When to use Orchest#

You might be wondering when to use Orchest since there are several workflow management and pipeline orchestration solutions out there. They all share some similarities: they all provide some way to define a DAG of tasks, and infrastructure to monitor its results. However, there are notable differences between tools.

Who is Orchest good for?#

  • Small data teams tasked with a broad range of responsibilities: If your team is small and is responsible for everything from analytics to MLOps, you will probably benefit from using Orchest: its interface is easy to learn, turning notebooks into batch jobs is straightforward, and it will take care of orchestrating the computation behind the scenes.

  • Data Scientists and Engineers that love Jupyter notebooks: Even though you can use scripts as your pipeline steps as well, Orchest has deep JupyterLab integration, bundles a few useful extensions, and is integrated seamlessly with your existing workflow.

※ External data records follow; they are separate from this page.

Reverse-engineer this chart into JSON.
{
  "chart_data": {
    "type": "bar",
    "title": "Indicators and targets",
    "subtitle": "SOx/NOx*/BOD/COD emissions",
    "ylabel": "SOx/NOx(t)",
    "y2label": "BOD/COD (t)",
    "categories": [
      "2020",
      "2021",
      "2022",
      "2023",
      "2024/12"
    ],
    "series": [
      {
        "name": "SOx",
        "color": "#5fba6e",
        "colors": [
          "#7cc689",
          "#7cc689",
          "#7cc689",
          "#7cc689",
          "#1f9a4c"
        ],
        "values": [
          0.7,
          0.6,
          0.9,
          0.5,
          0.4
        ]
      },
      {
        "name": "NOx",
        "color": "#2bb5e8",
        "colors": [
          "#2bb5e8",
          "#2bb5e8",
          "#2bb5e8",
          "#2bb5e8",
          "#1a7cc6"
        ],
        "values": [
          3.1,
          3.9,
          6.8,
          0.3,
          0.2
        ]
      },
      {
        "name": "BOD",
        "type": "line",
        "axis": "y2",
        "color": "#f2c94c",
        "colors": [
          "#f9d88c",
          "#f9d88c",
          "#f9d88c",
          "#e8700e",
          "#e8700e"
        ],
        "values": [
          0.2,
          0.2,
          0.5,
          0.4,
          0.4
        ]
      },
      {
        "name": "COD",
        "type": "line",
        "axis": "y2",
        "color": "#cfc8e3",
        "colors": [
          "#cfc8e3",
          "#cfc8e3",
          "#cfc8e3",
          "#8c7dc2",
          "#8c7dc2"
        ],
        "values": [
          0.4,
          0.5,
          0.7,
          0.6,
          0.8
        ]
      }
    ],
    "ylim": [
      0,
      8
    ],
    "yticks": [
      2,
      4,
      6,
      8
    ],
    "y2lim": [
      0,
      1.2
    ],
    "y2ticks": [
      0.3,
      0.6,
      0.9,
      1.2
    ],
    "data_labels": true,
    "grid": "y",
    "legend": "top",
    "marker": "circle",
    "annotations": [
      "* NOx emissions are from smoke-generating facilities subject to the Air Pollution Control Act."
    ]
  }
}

If you already love Jupyter notebooks, then you will feel right at home in Orchest.

  • Anyone who is looking to create pipelines through a visual interface: Rather than defining your steps in YAML files, you can connect them with the Orchest Pipeline editor. You can even get started by creating a pipeline from an existing project straight away: assign your existing files to steps and connect them to form a pipeline.

When are the alternatives worth considering?#

There are some cases in which Orchest might not be the best tool for your use case. Here are a few of them:

  • If your steps need more granularity: In Orchest, every Pipeline step is either a Jupyter Notebook or a script written in any of the currently supported Choosing a programming language in Orchest. However, if you want to describe your computation in terms of functions, you might want to look into frameworks like Apache Airflow.

  • If you want to define your steps with a low-code tool: The Orchest Pipeline editor is a visual interface that allows you to connect the different steps of your DAG. However, each of those steps contains actual code that you or someone from your team needs to write. If you are looking for a tool that is apt for non-coders as well, something like Dataiku might better suit your use case.

  • If you need a more integrated solution: Orchest allows you to define pipelines with scripts and notebooks, and you can reuse any open source library or framework you need for your tasks. However, you might be looking for a more integrated solution that assists you with some common tasks instead of having to implement them yourself, like experiment tracking, model serving, hyperparameter tuning, and such. In this case, Apache Airflow, Kubeflow, or Azure Data Factory might be better for your needs.